DBS expands into India thanks to CECA

Under the Comprehensive Economic Cooperation Agreement (CECA) signed between India and Singapore in 2005, India allows Singapore owned or controlled financial institutions to have greater privileges to access the Indian market.

In particular, DBS was named in the agreement as one of the Singapore banks permitted to set up a wholly owned subsidiary (WOS) in India to “enjoy treatment on par with Indian banks” in branching, places of operations and prudential requirements. It is also permitted to set up branches over and above the quota for all foreign banks.

However, CECA also permits movement of professionals between India and Singapore. For example, professionals from 1 country employed in 127 specific occupations will be allowed entry and stay for up to 1 year or the duration of contract, whichever is less, in the other country.

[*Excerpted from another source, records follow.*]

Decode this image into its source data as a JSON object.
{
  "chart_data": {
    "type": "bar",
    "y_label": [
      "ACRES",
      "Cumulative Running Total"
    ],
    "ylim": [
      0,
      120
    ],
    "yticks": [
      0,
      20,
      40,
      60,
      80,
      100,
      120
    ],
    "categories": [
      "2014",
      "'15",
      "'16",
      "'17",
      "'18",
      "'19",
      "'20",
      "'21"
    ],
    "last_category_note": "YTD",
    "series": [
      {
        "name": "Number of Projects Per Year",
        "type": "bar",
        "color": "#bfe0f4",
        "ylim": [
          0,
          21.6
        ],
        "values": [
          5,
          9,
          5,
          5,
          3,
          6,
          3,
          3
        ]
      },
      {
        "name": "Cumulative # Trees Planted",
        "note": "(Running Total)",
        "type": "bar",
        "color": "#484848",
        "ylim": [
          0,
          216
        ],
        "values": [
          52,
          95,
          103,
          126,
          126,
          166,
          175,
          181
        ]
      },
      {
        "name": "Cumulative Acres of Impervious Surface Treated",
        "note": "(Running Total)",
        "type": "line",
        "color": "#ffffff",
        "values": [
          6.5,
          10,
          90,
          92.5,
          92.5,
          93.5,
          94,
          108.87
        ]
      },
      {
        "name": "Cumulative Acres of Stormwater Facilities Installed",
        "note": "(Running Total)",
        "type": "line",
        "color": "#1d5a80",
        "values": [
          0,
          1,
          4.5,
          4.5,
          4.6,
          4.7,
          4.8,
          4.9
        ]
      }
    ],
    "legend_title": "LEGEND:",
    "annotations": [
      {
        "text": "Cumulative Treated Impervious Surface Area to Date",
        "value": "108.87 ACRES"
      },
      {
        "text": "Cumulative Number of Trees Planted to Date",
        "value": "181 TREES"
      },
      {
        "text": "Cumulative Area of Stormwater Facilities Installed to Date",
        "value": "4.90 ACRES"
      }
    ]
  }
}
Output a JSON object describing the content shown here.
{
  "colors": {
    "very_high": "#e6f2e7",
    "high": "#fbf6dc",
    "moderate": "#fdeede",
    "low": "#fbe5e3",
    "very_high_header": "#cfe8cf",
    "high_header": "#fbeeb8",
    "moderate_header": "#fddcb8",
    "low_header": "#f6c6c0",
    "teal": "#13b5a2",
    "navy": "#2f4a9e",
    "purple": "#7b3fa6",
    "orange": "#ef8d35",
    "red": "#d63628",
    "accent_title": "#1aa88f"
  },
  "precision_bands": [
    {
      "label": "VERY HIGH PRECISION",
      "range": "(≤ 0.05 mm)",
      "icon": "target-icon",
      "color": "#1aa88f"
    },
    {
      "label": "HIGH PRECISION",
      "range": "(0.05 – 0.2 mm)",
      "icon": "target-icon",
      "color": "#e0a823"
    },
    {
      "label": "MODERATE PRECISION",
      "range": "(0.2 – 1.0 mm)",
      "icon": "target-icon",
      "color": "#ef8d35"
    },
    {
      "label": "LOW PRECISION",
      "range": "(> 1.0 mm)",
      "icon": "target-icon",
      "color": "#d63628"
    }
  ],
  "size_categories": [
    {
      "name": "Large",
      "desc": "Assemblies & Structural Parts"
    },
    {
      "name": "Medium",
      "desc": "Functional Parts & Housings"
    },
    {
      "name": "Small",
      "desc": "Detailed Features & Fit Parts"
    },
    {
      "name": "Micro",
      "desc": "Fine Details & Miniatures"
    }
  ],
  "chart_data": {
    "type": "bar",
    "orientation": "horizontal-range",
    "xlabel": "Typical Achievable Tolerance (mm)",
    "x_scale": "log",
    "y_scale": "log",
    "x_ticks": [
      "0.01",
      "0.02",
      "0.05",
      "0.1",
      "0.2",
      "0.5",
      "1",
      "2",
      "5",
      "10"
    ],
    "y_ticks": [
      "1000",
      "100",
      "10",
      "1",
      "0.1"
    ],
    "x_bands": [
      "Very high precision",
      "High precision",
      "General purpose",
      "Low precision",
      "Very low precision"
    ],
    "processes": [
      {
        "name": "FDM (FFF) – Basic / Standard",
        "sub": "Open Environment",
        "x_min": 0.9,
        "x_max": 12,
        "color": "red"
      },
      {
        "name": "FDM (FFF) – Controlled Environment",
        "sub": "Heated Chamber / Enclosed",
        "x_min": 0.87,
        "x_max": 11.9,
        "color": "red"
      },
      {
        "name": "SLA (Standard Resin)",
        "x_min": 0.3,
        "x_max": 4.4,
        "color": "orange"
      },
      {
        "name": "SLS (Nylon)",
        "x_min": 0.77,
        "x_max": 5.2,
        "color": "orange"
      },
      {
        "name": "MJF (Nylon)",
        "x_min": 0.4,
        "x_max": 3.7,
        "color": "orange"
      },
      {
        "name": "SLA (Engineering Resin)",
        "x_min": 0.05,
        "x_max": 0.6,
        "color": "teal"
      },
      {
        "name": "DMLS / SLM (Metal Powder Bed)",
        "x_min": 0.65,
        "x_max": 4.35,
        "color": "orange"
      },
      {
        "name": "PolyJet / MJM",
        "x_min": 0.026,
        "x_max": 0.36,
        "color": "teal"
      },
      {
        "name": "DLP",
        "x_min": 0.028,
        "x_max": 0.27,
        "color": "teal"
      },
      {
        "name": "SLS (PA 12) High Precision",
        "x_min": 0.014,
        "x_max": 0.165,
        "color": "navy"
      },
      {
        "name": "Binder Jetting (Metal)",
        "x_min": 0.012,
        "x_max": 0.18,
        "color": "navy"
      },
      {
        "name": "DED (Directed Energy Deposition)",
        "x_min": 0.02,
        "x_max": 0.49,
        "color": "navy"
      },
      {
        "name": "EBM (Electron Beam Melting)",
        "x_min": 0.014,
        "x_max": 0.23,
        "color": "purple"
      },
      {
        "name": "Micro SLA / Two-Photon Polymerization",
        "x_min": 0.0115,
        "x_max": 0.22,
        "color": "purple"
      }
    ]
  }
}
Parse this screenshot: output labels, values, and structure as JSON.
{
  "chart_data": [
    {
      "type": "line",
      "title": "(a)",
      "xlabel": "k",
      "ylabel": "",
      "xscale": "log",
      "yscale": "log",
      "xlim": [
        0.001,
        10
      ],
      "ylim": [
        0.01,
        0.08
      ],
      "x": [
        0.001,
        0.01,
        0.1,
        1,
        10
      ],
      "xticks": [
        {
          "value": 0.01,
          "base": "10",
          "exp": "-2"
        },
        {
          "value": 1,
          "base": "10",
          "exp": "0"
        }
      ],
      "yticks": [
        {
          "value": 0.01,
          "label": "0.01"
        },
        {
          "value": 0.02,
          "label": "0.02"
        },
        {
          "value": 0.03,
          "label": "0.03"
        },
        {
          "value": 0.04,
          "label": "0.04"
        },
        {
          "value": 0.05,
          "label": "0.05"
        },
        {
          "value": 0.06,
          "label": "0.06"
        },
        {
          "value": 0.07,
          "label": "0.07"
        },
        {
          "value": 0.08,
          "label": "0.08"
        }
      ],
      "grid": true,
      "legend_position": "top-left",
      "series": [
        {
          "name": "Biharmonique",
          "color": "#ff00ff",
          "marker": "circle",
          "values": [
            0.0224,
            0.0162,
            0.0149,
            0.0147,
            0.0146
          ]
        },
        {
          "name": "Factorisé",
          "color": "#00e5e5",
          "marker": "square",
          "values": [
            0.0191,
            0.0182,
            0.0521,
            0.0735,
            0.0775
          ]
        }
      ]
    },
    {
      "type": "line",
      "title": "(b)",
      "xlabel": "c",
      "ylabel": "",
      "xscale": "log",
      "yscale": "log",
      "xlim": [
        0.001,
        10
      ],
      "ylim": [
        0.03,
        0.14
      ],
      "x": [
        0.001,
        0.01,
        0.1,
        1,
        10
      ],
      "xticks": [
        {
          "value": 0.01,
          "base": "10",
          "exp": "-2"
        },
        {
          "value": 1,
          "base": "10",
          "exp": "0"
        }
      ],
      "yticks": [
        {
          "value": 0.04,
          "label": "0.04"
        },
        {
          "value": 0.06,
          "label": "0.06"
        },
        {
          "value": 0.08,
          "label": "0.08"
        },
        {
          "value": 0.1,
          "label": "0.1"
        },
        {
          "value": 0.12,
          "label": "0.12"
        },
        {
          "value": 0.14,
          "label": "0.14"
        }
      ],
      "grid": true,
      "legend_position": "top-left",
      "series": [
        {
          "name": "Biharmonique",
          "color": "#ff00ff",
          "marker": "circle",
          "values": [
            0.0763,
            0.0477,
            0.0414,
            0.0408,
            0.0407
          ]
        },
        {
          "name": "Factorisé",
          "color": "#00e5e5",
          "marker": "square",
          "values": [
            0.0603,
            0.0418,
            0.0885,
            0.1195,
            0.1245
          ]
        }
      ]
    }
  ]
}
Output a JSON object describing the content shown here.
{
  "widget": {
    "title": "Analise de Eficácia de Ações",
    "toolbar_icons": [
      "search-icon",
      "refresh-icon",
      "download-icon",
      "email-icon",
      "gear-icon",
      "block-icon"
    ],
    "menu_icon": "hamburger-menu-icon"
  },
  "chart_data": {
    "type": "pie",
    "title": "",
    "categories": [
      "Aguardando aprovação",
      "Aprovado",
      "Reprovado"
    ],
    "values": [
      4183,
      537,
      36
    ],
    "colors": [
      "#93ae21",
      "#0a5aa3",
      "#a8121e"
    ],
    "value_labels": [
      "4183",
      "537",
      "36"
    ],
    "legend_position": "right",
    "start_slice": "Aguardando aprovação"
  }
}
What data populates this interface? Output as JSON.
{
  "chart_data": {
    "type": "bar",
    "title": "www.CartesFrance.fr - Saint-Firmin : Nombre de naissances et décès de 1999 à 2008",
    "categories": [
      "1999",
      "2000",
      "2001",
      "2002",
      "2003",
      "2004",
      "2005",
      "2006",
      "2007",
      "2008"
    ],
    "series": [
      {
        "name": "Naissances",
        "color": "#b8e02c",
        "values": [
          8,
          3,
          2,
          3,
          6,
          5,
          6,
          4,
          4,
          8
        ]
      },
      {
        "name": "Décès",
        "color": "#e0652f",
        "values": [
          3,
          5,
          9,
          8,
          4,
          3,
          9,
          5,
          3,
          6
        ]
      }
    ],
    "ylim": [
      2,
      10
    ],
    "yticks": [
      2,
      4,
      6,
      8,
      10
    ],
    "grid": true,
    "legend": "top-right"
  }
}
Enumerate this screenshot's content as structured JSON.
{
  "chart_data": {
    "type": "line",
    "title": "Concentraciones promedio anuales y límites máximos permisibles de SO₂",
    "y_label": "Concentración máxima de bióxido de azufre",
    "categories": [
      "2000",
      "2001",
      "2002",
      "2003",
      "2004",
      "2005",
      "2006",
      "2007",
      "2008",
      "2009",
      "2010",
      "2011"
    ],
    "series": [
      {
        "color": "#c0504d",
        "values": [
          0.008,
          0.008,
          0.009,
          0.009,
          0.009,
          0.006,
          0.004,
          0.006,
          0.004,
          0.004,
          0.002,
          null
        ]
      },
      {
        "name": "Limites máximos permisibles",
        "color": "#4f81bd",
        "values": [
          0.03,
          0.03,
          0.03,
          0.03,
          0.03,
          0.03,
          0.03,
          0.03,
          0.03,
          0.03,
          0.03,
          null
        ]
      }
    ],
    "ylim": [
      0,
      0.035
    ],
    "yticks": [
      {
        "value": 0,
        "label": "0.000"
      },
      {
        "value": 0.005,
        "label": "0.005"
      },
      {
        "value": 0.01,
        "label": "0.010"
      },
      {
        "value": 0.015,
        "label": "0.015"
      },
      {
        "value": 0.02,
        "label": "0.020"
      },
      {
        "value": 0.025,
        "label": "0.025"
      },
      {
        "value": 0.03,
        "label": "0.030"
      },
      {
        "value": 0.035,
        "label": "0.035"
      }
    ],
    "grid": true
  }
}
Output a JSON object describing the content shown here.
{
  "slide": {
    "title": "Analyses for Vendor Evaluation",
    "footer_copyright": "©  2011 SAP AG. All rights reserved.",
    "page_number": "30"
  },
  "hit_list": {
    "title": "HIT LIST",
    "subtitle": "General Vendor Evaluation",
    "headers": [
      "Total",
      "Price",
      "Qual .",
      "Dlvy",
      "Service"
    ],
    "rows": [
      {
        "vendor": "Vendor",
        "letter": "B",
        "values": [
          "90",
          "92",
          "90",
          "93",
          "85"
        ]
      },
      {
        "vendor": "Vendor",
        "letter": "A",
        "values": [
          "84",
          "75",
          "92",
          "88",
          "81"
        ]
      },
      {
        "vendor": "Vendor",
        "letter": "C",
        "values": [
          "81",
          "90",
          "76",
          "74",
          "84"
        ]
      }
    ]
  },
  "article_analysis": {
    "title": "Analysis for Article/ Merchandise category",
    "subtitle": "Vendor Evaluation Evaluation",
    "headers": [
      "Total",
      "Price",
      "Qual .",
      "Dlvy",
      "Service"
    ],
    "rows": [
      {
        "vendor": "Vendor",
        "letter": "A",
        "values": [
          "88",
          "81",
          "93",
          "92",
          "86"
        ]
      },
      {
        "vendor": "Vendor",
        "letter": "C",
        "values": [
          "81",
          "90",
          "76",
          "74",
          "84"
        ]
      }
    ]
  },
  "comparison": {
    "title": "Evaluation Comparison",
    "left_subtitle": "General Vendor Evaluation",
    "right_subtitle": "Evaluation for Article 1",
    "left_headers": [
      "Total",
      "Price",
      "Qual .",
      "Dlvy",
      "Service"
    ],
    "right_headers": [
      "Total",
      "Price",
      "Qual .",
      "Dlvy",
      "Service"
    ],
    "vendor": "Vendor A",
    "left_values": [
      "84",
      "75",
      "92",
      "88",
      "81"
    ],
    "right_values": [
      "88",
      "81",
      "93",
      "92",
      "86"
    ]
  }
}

Intra-corporate transferees (i.e. managers, executives and specialists within organisations) will also be permitted to stay and work in India and Singapore for an initial period of up to 2 years or the period of the contract, whichever is less. The period of stay may be extended for period of up to 3 years at a time for a total term not exceeding 8 years.

Indeed, many Indian software houses do transfer their staff from India to work in their subsidiaries here in Singapore, with many operating out from Changi Business Park.

Under CECA, the movement of people between the 2 countries does not apply to immigration measures as long as these immigration measures do not nullify or impair the commitments made by either country.

“With freer movement of business persons between countries, bilateral trade and investment flows should be significantly enhanced. Hence, companies from both countries can leverage on the chapter to drive greater economic integration between India and Singapore,” CECA stated.

In any case, DBS Group CEO Piyush Gupta should be glad that CECA was signed between India and Singapore, allowing the bank to open more branches and expand into India.